We had problems with bank transfers on 30th May. Here's what happened and how we're fixing it for the future

But if the die is 20k sided and you have 10 million runs, all will trigger… yes it’s an odds game, but with over 2 million customers, how many runs do you have per second per instance?

Good to see information sharing. People have come to expect near instant transfers with faster payment even though the only guarantees are funds will be credited by the end of the next business day.

1 Like

No load balancer balances load totally evenly

No server runs at the exact same speed as an other server, even from the same batch

I have seen this sort of thing with the embedded real time software we work on very rarely and it is the worst sort of thing to find and fix

2 Likes

I’m in mental health care, so the content of this thread is totally alien to me, and not surprisingly, makes no real sense…

So why does it make such fascinating reading, that’s what I’d like to know :thinking::flushed:

7 Likes

Because it feels a bit like magic?

It is all too often like that even when you do work with it!

2 Likes

Please do ask any questions! Perhaps we can edit the post to clarify for others too :slightly_smiling_face:

Nothing wrong with the initial post, @nickrw. That hits the spot.

The subsequent conversation between those in the know - well that defies laymen’s understanding. And so it probably should.

I’ll just continue to read it and pretend I understand…:grin:

7 Likes

I must admit, I’m also surprised that they’re not validating and range checking the data they’re putting out of their systems. I can perhaps understand it internally but when crossing the boundary to a bank or to the hub I might have expected some checks.

Checking that the thing that is supposed to be a date in a certain format looks like a date in that format is a good idea!

(Now trying desperately to remember what we do on aircraft interfaces in case I’m ‘dropping myself in it’!)

4 Likes

It’s not always feasible to add validation to every field.

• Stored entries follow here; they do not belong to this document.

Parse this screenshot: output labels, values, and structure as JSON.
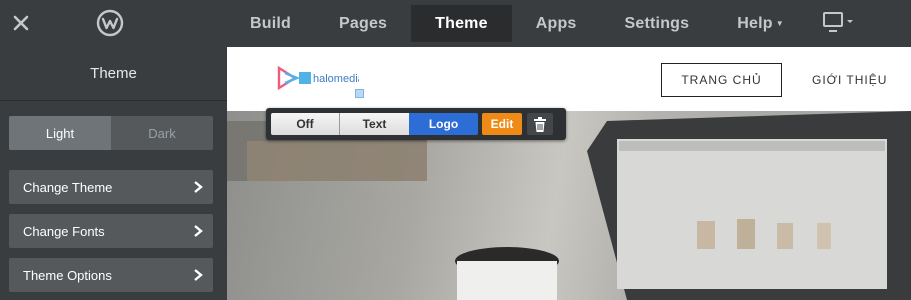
{
  "topbar": {
    "nav": [
      {
        "label": "Build",
        "active": false
      },
      {
        "label": "Pages",
        "active": false
      },
      {
        "label": "Theme",
        "active": true
      },
      {
        "label": "Apps",
        "active": false
      },
      {
        "label": "Settings",
        "active": false
      },
      {
        "label": "Help",
        "active": false,
        "has_dropdown": true
      }
    ]
  },
  "sidebar": {
    "title": "Theme",
    "mode": {
      "options": [
        "Light",
        "Dark"
      ],
      "selected": "Light"
    },
    "items": [
      {
        "label": "Change Theme"
      },
      {
        "label": "Change Fonts"
      },
      {
        "label": "Theme Options"
      }
    ]
  },
  "preview": {
    "logo_text": "halomedia",
    "nav": [
      {
        "label": "TRANG CHỦ",
        "active": true
      },
      {
        "label": "GIỚI THIỆU",
        "active": false
      }
    ]
  },
  "logo_toolbar": {
    "off_label": "Off",
    "text_label": "Text",
    "logo_label": "Logo",
    "edit_label": "Edit",
    "selected": "Logo"
  },
  "colors": {
    "accent_blue": "#2d6ed6",
    "edit_orange": "#ef8a17",
    "chrome_dark": "#3a3d40"
  }
}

Or you add filters to one process and it introduces other issues which were not taken into account.

True. Or simply screws up the timing if it’s on a tight schedule.

Use of the term “unsafe” in the post implies to me they have tried to optimise C# code with unsafe blocks - in general a bad idea.

1 Like

True, I’m not arguing with that at all. My point remains - work out why THAT server lost the race and it will potentially tell you what the problem is.

1 Like

Well done! This is an excellent write up that everyone can understand. Thing do go wrong sometimes and transparency is everything. Great work :heart_eyes:

3 Likes

Can only talk to my personal experience, but I have found that quest to be the path to insanity

We tend to replace the area in question so that no sort of problem like that can occur to any node at any time

The old adage about not preemptively optimising (to which I would add redesigning) still holds though

This sort of thing is a trigger for us to fully re-evaluate an area, maybe in toto

If you don’t drill down to the root cause, how do you know you’ve fixed it rather than simply shifted it to another set of conditions?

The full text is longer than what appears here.